MIT was also having trouble getting students to understand the basic principles of physics. "They just didn't see it, they couldn't experiment with things," explains Hinrichs. Professor John Belcher at MIT designed simulations to help illustrate some physics principles, such as Faraday's Law. Students could actually see the forces that were imposed on the experiments they had sitting on their tables. One of the iCampus funded projects, TEAL, is a physics lecture room/lab designed around some of the new ideas in educational technology. In addition to standard physics labs they have access to computer simulations. There are electronic whiteboards around the room so that students can work in groups, save their whiteboard scribbles, and get input from professors either locally or remotely in real-time.
The former program manager for iCampus, Dave Mitchell, worked on the MIT campus alongside the professors who are building the iCampus technology — including Hal Abelson, Professor of Electrical Engineering and Computer Science, who runs the iCampus Framework project built on .NET architecture. Paul Oka is the current program manager.
"We're not about replacing the university with computers," said Mitchell. "It's more than that. Take physics as an example. Using 3D animation you can see the physical properties of magnetic fields, something you can't see or touch. We're looking at a different paradigm of teaching. In a mechanical engineering classroom at MIT they've changed the way they've taught for the last one hundred years. Instead of just a lecture format they give a 15-minute talk followed by interactive hands-on experiments, followed by a component that's online and simulated."
This has led to another dream: How do you take MIT and give it to the world?
"We can't bring everybody to MIT, or Berkeley or Stanford or Carnegie Mellon.
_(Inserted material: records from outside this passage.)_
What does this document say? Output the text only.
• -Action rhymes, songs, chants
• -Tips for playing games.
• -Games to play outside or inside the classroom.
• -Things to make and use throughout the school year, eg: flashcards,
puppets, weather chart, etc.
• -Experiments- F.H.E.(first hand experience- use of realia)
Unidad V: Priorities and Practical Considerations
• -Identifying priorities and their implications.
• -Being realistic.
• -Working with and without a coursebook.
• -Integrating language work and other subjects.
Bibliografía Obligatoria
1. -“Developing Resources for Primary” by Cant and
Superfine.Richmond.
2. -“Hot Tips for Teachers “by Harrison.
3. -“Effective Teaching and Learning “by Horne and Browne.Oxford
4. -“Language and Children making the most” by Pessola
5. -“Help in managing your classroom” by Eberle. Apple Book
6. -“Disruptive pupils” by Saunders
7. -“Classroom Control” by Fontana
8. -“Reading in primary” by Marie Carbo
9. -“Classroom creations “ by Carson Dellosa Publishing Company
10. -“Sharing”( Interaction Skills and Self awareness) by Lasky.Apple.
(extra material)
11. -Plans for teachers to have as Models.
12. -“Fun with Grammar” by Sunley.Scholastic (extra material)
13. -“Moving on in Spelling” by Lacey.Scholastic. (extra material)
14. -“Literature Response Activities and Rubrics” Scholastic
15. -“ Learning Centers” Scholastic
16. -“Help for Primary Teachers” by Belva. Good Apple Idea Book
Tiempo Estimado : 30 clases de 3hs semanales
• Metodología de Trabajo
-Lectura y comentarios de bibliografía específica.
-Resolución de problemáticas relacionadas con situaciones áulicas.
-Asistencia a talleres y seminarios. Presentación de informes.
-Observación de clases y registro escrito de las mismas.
That's why Microsoft invested in iCampus. MIT is already doing a lot to offer its materials online, but this goes beyond that to create human-based technologies," said Hinrichs. The iLab project puts state-of-the-art instrumentation online so that students from anywhere in the world can access machines not available at their local college. They can get real-time data fed to them and incorporate that into other projects that they're working on.
"One of the things we're interested in doing is building an infrastructure similar to the ideas behind .NET services," said Mitchell. "We find an example where we can take scarce resources such as laboratories and make them available on the Web. We'd like to bring this to other universities as well as to stimulate collaboration and sharing. I might be at MIT and allow someone to use my lab in the evenings or over the summer when I'm not using it. In return, my students and I have access to other consortiums of laboratories that are doing the same thing. That becomes really powerful. We've got about seven of these labs that we're setting up at MIT."
"The high-level vision for iCampus is to make a fundamental impact on education by developing new pedagogies and ways of teaching that use the kind of software and technology we have," said Mitchell.
Hinrichs adds, "When students jump out and go out into the real world they should be ready. They should know more than just how to listen to what the teacher says and then spit it back."